Comparison with the command line version of uShuffle (Jiang et al. 2008):
Pros: Cons:
- Additional linear and markov - Memory usage does not scale as
shuffling methods well with high k (>8)
- Input/output can be read/written
from/to disk or piped
- Shuffles both strings and
fasta files
- No limit on string/sequence size
(uShuffle is limited to ARG_MAX)
shuffler VS uShuffle benchmarks (using GNU Time):
A random DNA string with 100,000 characters was used as input.
(e = euler, l = linear, m = markov)
k Program Peak memory (kB) Elapsed time (s)
-- ------------ ---------------- ----------------
1 uShuffle 1036 0.00
shuffler 1872 0.01
2 uShuffle 3796 0.00
shuffler (e) 3184 0.02
shuffler (l) 2272 0.01
shuffler (m) 2672 0.03
3 uShuffle 3796 0.01
shuffler (e) 3504 0.02
shuffler (l) 2144 0.01
shuffler (m) 2672 0.02
4 uShuffle 3780 0.01
shuffler (e) 3728 0.02
shuffler (l) 2080 0.00
shuffler (m) 2736 0.03
5 uShuffle 3792 0.01
shuffler (e) 3808 0.02
shuffler (l) 2032 0.01
shuffler (m) 2704 0.03
6 uShuffle 3820 0.01
shuffler (e) 3824 0.03
shuffler (l) 2016 0.00
shuffler (m) 2880 0.04
7 uShuffle 3908 0.02
shuffler (e) 4224 0.03
shuffler (l) 1984 0.00
shuffler (m) 3792 0.04
8 uShuffle 4296 0.05
shuffler (e) 5248 0.04
shuffler (l) 1984 0.01
shuffler (m) 8112 0.05
9 uShuffle 5384 0.08
shuffler (e) 12080 0.05
shuffler (l) 1872 0.00
shuffler (m) 28896 0.08
10 uShuffle 6380 0.10
shuffler (e) 39600 0.09
shuffler (l) 1872 0.00
shuffler (m) 107984 0.13
shuffler (euler) is quite competitive with uShuffle in terms of elapsed time
and memory usage at low k (1-8). Above that shuffler becomes a bit inefficient;
this is because shuffler creates a table of all possible k-lets (vertices)

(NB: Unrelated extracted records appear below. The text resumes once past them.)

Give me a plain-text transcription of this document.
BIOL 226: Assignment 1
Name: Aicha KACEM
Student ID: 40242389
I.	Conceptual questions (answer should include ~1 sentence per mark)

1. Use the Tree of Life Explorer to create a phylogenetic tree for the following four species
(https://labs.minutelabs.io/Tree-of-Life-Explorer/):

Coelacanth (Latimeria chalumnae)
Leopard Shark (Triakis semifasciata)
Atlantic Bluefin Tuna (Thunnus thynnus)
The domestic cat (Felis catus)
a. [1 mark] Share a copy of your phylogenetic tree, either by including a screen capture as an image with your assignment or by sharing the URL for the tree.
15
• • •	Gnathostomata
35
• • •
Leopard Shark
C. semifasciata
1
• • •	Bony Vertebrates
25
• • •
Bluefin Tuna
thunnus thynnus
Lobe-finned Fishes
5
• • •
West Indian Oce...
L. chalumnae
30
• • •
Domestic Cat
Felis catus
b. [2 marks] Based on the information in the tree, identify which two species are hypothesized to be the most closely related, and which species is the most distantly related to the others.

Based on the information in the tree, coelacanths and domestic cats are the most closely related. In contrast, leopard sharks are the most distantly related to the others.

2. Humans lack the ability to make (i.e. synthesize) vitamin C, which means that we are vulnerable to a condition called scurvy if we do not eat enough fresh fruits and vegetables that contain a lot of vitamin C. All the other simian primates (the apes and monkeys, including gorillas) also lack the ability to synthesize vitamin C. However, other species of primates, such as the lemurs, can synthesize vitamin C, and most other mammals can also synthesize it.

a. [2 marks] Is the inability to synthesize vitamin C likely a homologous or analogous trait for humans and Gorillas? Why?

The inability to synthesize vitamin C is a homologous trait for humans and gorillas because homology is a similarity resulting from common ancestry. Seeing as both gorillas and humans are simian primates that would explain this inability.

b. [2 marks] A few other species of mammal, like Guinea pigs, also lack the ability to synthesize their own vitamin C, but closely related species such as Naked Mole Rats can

whereas uShuffle only keeps those found in the sequence in memory. Though
realistically, most shuffling tasks do not require such high k values.
References
----------
Altschul, S.F. and Erickson, B.W. (1985). Significance of Nucleotide Sequence
Alignments: A Method for Random Sequence Permutation That Preserves
Dinucleotide and Codon Usage. _Molecular Biology and Evolution_, 2(6),
526-538.
Fitch, W.M. (1983). Random Sequences. _Journal of Molecular Biology_, 163(2),
171-176.
Jiang, M., Anderson, J., Gillespie, J. and Mayne, M. (2008). uShuffle: A
Useful Tool for Shuffling Biological Sequences While Preserving the
k-let Counts. _BMC Bioinformatics_, 9(192).
Propp, J.G. and Wilson, D.W. (1998). How to Get a Perfectly Random Sample from
a Generic Markov Chain and Generate a Random Spanning Tree of a Directed
Graph. _Journal of Algorithms_, 27(2), 170-217.